On Saturday, November 16, he performs it at the Yorkshire Museum Of Farming, with all profits going towards a new engine shed for the Derwent Valley Light Railway based there. Tickets are £5, details below.
Unlike Keaton’s masterwork, which is set during the American Civil War, our story begins only a few years ago when the York Film Club asked Kieran to put The General to music. It was to be the highlight of their silent film festival.
“For a very long time I put it to the back of my mind, and occasionally thought about it, and very nearly gave up on doing it,” says Kieran over a pot of tea at Café Concerto.
“It’s an hour and 15 minute film and I thought that’s ridiculous.”
But then he began to investigate other modern musical treatments of the movie. “I was watching some clips on YouTube with the film set to music and some of it was dank, dour, dark existential angst-ridden stuff, presumably focusing on his deadpan expression.
“Then I heard a Radiohead-style version – and that’s just not right.”
Finally inspiration struck. “There was this one bit of the film that really started it for me. Between the two sets of wheels on the train you have a connecting rod.
“Keaton was sitting on this connecting rod going up and down, up and down. That was the first moment I thought, ‘Ah, I could do something with this.’ I came up with this quirky, Prokofiev-type idea.”
From that moment on Kieran worked feverishly on the score, finishing it in only 11 days.
The detail is incredible. “It’s a nanosecond by nanosecond matching of everything that’s happening on screen,” he said.
Many in York will know Kieran: he has taught countless people to play the piano, performed in venues across the city and is often seen busking outside the Minster at his battered upright, come rain or shine.
A remarkably gifted musician, he has the Bill Bailey-like ability to play any tune in any style on a whim.
It is a talent he has put to good use for The General. Among the pieces of music referenced in the score are Queen’s I Want To Ride My Bicycle, the theme from Superman, a ragtime version of the 1812 Overture and Suspicious Minds in the style of Debussy.
Kieran reckons there are 70 of these references. “There’s quotes ranging from Pachelbel’s Canon as the earliest one to stuff like the theme music from Bullseye which is probably the latest.”
If you’re wondering, a snippet of the Bullseye theme occurs as the Unionist soldiers are targeted by a cannonball.
“It goes from real pathos to to very silly in the big finale,” he said. “The film itself featured the most expensive shot in silent film history, which was the collapse of the River Rock Bridge, which in today’s money would have cost about half a million pounds.
“When that happens and the crane falls into the water, I do this really apocalyptic type of thing on the piano.”
While Kieran has incorporated many playful allusions in the score, his original music, including a recurring love theme, adds extra depth to The General.
In his five previous performances he’s had an overwhelmingly positive response from audiences, including a standing ovation. “The feedback was I’d contributed another layer of comedy, whilst being true to the film.”

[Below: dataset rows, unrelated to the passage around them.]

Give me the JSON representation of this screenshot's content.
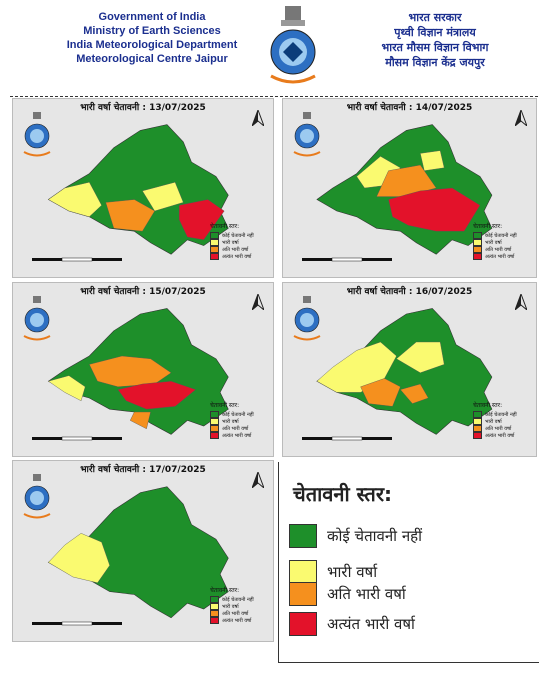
{
  "header": {
    "english": [
      "Government of India",
      "Ministry of Earth Sciences",
      "India Meteorological Department",
      "Meteorological Centre Jaipur"
    ],
    "hindi": [
      "भारत सरकार",
      "पृथ्वी विज्ञान मंत्रालय",
      "भारत मौसम विज्ञान विभाग",
      "मौसम विज्ञान केंद्र जयपुर"
    ]
  },
  "panels": [
    {
      "title": "भारी वर्षा चेतावनी : 13/07/2025"
    },
    {
      "title": "भारी वर्षा चेतावनी : 14/07/2025"
    },
    {
      "title": "भारी वर्षा चेतावनी : 15/07/2025"
    },
    {
      "title": "भारी वर्षा चेतावनी : 16/07/2025"
    },
    {
      "title": "भारी वर्षा चेतावनी : 17/07/2025"
    }
  ],
  "mini_legend": {
    "heading": "चेतावनी स्तर:",
    "items": [
      "कोई चेतावनी नहीं",
      "भारी वर्षा",
      "अति भारी वर्षा",
      "अत्यंत भारी वर्षा"
    ]
  },
  "legend": {
    "title": "चेतावनी स्तर:",
    "items": [
      {
        "label": "कोई चेतावनी नहीं",
        "color": "#1e8f2a"
      },
      {
        "label": "भारी वर्षा",
        "color": "#fafa70"
      },
      {
        "label": "अति भारी वर्षा",
        "color": "#f5901e"
      },
      {
        "label": "अत्यंत भारी वर्षा",
        "color": "#e3122a"
      }
    ]
  },
  "colors": {
    "green": "#1e8f2a",
    "yellow": "#fafa70",
    "orange": "#f5901e",
    "red": "#e3122a"
  }
}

Kieran admits that he was at a low ebb before composing the score for The General, which transformed his outlook.
“The whole process of writing and performing, I just knew that’s what I should have been doing my entire life,” he says. “I don’t like the word, it’s overused – but it was a real epiphany.”
Kieran is continuing to play across York as a solo artist and with his musician wife Kate in their ambient duo Siren.
But he is looking to work with filmmakers on more scores for movies which are perhaps a little bit more up to date than Buster Keaton’s classic.